One of the first persons I saw when I wandered around the paddock was Hector Neill and he nervously laughed off Guy’s crash, saying he thought his rider had just been down at Billown ‘practicing.’ “He needed to get some miles to loosen up after his North West 200 crash,” said Hector.
John Simms, the engineering guru who built Guy’s tricked-out XR69 Suzuki, was up at the Paddock too and said the marshals had confirmed that Guy’s crash was due to someone else’s oil. He was looking for him to set his mind at rest.
The oil from a blown Trident, was apparently off line, but Guy had been battling with James Coward for the lead when they came up on two backmarkers - and he’d been forced onto a tighter line.
Conor Cummins was in the Tyco awning with Hector, two fingers and the bottom of his right hand in a cast raised above heart level in a sling to help reduce the swelling.
He said he was going to sit out tonight’s practice to allow the injury another day of healing. He seemed upbeat but you can only imagine his frustration after working so hard to comeback from injury and then suffer this through no fault of his own.
Saturday’s TT practice had only been for rookies and the Lightweight supertwins. But last night’s session brought all the top players to the stage for the first time and - despite obvious nerves and apprehension - there were no first night blues.
Perfect conditions – apart from the low, setting sun and swarms of insects – produced an electrifying evening’s action as Michael Dunlop led off the procession of superbike stars down Glencrutchery Road.
Martin, now dressed in white and blue riding the Tyco TAS Suzuki, and Cameron Donald kicked it off, crossing the line together at the end of the lap. Martin 123.96mph, Donald 125.06 on the Wilson Craig Honda. Hot start.
I never cease to be amazed how these riders just rock up to Glencrutchery Road, sling their leg over the bike and have that ability to pull the pin, where short circuit riders get a chance to settle in, get the tyres warm and gradually build to a lap time.
James Hiller flashed across the line on the Pr1mo Bournemouth Kawasaki at 124.40. Ian Hutchinson clocked a 121.92mph. Great start. I don’t know about the team but I felt relieved for the Swan Yamaha rider.
McGuinness though clocked 111.23 and pulled in. Something was clearly amiss. His crew changed the shock.
Donald’s next lap? 126.37. Everyone glued to the monitor in the pit area looked at each other with that knowing ‘game on’ look.
Michael Dunlop 123.32 on his McAdoo Kawasaki stocker. He’d done 123.87 on his Honda superbike. Gary Johnson 123.46 on the Padgetts superbike. The pits were a hive of activity. People were going out on 600s. William Dunlop did 122.90 of his Wilson Craig bike.
Then we had a long wait until McGuinness came through again on his superbike. 126.16. But from the bottom of the pit area you could hear the TT Legends Honda racing on towards St Ninians. A flying lap. What would that bring?

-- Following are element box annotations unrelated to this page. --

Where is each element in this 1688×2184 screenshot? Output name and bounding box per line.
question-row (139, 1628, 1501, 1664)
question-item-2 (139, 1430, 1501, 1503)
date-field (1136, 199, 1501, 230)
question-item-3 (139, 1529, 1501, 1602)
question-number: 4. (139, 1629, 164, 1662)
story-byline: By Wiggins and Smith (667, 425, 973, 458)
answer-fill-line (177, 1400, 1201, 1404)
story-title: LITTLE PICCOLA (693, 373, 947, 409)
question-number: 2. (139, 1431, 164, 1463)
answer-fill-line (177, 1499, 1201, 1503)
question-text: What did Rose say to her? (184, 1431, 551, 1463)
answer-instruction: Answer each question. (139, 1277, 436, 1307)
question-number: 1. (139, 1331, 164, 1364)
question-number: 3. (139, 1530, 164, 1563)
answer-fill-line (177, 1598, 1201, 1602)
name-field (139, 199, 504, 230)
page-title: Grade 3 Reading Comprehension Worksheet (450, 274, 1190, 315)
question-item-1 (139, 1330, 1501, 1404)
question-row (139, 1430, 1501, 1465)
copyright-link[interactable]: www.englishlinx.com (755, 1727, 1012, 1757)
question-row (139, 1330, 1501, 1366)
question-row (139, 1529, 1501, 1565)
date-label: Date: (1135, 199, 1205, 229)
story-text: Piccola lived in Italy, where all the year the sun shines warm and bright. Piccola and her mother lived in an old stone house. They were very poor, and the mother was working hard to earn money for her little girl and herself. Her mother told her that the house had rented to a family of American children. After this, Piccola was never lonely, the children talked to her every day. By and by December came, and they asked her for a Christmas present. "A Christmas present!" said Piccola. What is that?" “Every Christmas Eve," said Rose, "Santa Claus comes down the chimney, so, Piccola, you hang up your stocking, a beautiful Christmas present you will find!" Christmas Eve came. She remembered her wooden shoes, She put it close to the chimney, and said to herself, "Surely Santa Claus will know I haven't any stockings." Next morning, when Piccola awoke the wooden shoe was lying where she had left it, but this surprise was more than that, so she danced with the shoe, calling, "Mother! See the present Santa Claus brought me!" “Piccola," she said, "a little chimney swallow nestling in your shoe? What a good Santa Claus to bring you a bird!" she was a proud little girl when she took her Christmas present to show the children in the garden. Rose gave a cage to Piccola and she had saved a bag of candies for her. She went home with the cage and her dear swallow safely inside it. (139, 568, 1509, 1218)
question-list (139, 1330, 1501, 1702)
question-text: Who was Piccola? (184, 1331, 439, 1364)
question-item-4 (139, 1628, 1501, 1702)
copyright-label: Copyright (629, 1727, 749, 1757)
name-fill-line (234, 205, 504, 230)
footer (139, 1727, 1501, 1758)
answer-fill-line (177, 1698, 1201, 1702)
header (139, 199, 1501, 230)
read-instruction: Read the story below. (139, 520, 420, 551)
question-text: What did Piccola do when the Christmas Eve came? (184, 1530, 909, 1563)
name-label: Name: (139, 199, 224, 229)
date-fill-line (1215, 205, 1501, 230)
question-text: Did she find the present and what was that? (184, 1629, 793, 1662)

It seemed a long wait but we were rewarded. 128.26.
McGuinness had done what McGuinness likes to do. Throw down the gauntlet. Topping the time sheets for him is important: It boosts his confidence. And takes a little of the wind out of his rival’s sails.
It wasn’t a record-breaking opening night but you wouldn’t expect it. But it was a pretty sensational evening just the same.
There’s a long way to go in the story of TT 2012. But this was some opening chapter. And like any good book, what’s on the next page is the subject of some really intense anticipation.
Well, I for one, can’t wait till it all happens again on tonight.